GUS Baha mengungkapkan ada dua jenis cahaya yang mendatangi kalbu. Itu tertulis dalam kitab Al Hikam Al 'Athaiyyah makalah ke-204 karya Syekh Ibnu Athaillah As-Sakandari.
Gus Baha memaparkan, cahaya pertama yaitu yang datang hanya sampai kalbu bagian luarnya saja. Kedua, cahaya yang datang sampai masuk ke inti kalbu atau hingga dalam lubuk hati.
Dai pemilik nama lengkap KH Ahmad Bahauddin Nursalim ini menjelaskan bahwa kebenaran ilmiah yang hinggap ke dalam kalbu itu ada dua. Jika cahaya tersebut sampai sisi luar kalbu, maka umat manusia akan memerhatikan Tuhan sekaligus diri sendiri, memperhatikan dunia sekaligus akhirat.
"Maka orang yang mendapat cahaya hanya sampai luarnya saja mendapati kalbunya kadang bersama dirinya, kadang bersama Allah. Dalam berbuat pun demikian, kadang demi dirinya sendiri, kadang demi Allah Subhanahu wa Ta'ala," kata Gus Baha dalam kanal YouTube Santri Gayeng.
"Begitu juga terkadang melakukan sesuatu itu demi dunia dan terkadang demi akhirat. Prang macam ini memiliki watak yang tidak stabil," imbuhnya.

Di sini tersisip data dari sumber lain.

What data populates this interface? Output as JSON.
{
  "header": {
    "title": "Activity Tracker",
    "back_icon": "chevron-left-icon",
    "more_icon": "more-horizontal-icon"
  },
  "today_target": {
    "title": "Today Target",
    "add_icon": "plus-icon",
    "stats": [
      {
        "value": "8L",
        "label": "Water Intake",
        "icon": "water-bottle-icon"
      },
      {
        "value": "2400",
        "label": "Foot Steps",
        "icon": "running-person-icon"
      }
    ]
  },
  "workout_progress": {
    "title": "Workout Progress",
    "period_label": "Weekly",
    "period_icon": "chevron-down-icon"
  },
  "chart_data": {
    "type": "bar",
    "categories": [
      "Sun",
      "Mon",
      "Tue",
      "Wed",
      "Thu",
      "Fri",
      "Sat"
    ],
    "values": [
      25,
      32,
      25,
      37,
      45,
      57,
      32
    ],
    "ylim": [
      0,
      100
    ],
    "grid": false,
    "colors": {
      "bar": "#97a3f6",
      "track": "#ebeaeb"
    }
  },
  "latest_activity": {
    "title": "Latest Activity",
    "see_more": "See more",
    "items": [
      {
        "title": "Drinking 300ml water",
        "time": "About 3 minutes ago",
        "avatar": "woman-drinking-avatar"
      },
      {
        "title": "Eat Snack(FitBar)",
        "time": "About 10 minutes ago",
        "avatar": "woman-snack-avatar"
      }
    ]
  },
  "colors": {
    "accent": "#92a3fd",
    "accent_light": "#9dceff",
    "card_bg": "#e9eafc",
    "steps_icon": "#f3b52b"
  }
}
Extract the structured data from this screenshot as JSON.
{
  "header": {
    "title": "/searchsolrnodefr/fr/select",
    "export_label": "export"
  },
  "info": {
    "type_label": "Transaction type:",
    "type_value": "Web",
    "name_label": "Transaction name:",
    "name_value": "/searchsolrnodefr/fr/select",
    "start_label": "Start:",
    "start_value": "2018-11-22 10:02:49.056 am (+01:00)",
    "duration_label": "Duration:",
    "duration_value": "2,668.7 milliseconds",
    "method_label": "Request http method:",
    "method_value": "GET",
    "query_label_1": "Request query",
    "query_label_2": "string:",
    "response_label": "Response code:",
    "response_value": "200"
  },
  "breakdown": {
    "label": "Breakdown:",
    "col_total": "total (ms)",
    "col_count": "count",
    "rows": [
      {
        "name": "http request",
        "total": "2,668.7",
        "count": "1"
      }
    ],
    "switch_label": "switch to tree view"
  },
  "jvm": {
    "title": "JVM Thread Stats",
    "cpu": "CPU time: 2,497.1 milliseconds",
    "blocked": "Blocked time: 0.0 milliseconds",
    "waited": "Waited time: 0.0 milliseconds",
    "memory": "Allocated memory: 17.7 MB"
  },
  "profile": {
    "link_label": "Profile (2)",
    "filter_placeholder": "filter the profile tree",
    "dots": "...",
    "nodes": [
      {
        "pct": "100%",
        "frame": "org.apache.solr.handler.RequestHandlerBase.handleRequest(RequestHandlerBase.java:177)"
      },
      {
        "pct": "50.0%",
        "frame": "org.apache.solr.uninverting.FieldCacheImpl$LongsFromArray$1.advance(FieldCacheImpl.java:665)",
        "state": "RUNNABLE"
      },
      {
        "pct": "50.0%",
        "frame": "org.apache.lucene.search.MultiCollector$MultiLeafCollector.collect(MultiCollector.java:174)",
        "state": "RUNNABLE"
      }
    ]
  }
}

Menurut murid KH Muaimoen Zubair (Mbah Moen) ini, jika ilmu tauhid hanya di luar kalbu, maka umat manusia memperhitungkan Allah Subhanahu wa Ta'ala sekaligus diri sendiri. Memperhitungkan dunia sekaligus akhirat juga.
"Jadi kadang memikirkan dirinya sendiri dan kadang memikirkan agama," ucap Gus Baha.
Sedangkan jika cahaya sudah masuk ke relung kalbu, maka yang ada hanyalah mencintai Allah Subhanahu wa Ta'ala dan tidak akan melirik siapa pun.
Hal yang ideal dan benar tentulah cahaya yang benar-benar masuk ke dalam lubuk kalbu hingga relungnya.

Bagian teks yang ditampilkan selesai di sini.